Da dicembre 2015, dunque, “dopo aver messo a punto un metodo di lavorazione diverso, siamo riusciti a ottenere una quantità di 2-3 MCPD al di sotto della rilevabilità. Rigoni – ribadisce l’ad - ha operato nell’interesse di tutti i consumatori e nella trasparenza che contraddistingue l’azienda”.

Il parere dell’esperto. Dall'indagine tedesca, secondo Agostino Macrì, esperto di sicurezza alimentare per l'Unione Consumatori, emerge che la presenza di questi contaminanti “non è legata all'olio di palma, ma ai sistemi di trattamento termico” e abbiamo tutta una serie di sostanze che “si possono formare durante i processi di cottura che possono essere pericolosi”.

Ad esempio, spiega Macrì, “con una semplice frittura fatta in casa con qualsiasi olio si può formare l'acrilamide” che, secondo il parere dell'Efsa può aumentare il rischio di sviluppare il cancro. Il problema, dunque, non è l'olio che si utilizza “ma è di come si lavorano questi prodotti”. Stando ai risultati della ricerca, dunque, “i prodotti con olio di palma sembrano essere più sicuri rispetto a quelli fatti con altri oli”.

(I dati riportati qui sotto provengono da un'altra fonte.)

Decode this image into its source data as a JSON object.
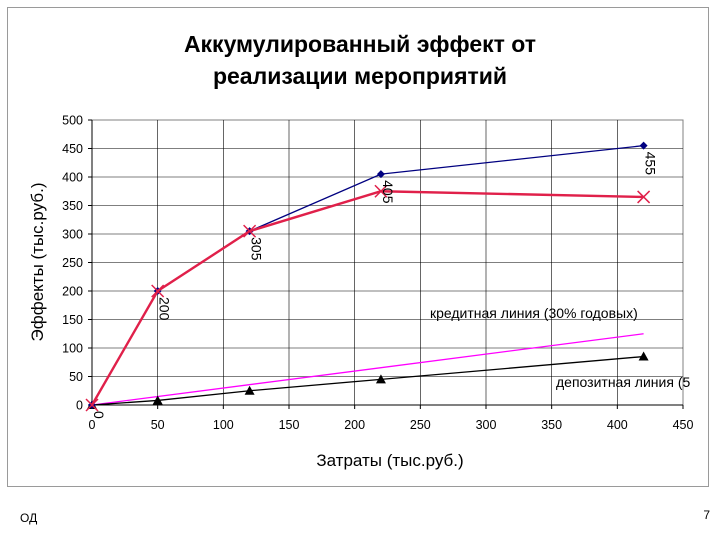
{
  "chart_data": {
    "type": "line",
    "title": [
      "Аккумулированный эффект от",
      "реализации мероприятий"
    ],
    "xlabel": "Затраты (тыс.руб.)",
    "ylabel": "Эффекты (тыс.руб.)",
    "xlim": [
      0,
      450
    ],
    "ylim": [
      0,
      500
    ],
    "x_ticks": [
      "0",
      "50",
      "100",
      "150",
      "200",
      "250",
      "300",
      "350",
      "400",
      "450"
    ],
    "y_ticks": [
      "0",
      "50",
      "100",
      "150",
      "200",
      "250",
      "300",
      "350",
      "400",
      "450",
      "500"
    ],
    "grid": true,
    "series": [
      {
        "color": "#000080",
        "marker": "diamond",
        "points": [
          [
            0,
            0
          ],
          [
            50,
            200
          ],
          [
            120,
            305
          ],
          [
            220,
            405
          ],
          [
            420,
            455
          ]
        ],
        "labels": [
          "0",
          "200",
          "305",
          "405",
          "455"
        ]
      },
      {
        "color": "#e0204a",
        "marker": "x",
        "points": [
          [
            0,
            0
          ],
          [
            50,
            200
          ],
          [
            120,
            305
          ],
          [
            220,
            375
          ],
          [
            420,
            365
          ]
        ]
      },
      {
        "name": "кредитная линия (30% годовых)",
        "color": "#ff00ff",
        "marker": "none",
        "points": [
          [
            0,
            0
          ],
          [
            420,
            125
          ]
        ]
      },
      {
        "name": "депозитная линия (5",
        "color": "#000000",
        "marker": "triangle",
        "points": [
          [
            0,
            0
          ],
          [
            50,
            8
          ],
          [
            120,
            25
          ],
          [
            220,
            45
          ],
          [
            420,
            85
          ]
        ]
      }
    ]
  },
  "footer": {
    "left_text": "ОД",
    "page_number": "7"
  }
}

Dal punto di vista nutrizionale, inoltre, l'olio di palma è salito sul banco degli imputati perché contiene una quantità elevata di acidi grassi saturi, ma questo è un problema “che riguarda tutti i grassi” compreso burro e margarina. Basti pensare che, secondo i dati Inran, nell'olio di palma ci sono 49,3 grammi di grassi saturi su 100 grammi, nel burro ce ne sono 51,3 e nel burro di cacao 60. Anche qui, sottolinea Macrì, “il problema non è l'olio di palma ma l'elevato consumo di acidi grassi saturi. E' dunque solo una questione di dosi”.

Sul tema anche l'Airc, l'Associazione italiana per la ricerca sul cancro: l'olio di palma non è il miglior grasso esistente ma neanche il peggiore e molti prodotti che mostrano sulla confezione la scritta "senza olio di palma" contengono olio di cocco o burro di cacao, che sono altrettanto nocivi, anche sul fronte ambientale.

Il suggerimento ai consumatori? Variare le proprie fonti alimentari, evitare abusi senza però demonizzare o indire crociate non sempre sostenute da sufficienti motivazioni scientifiche, soprattutto se si guarda al problema nella sua interezza e non solo nei dettagli.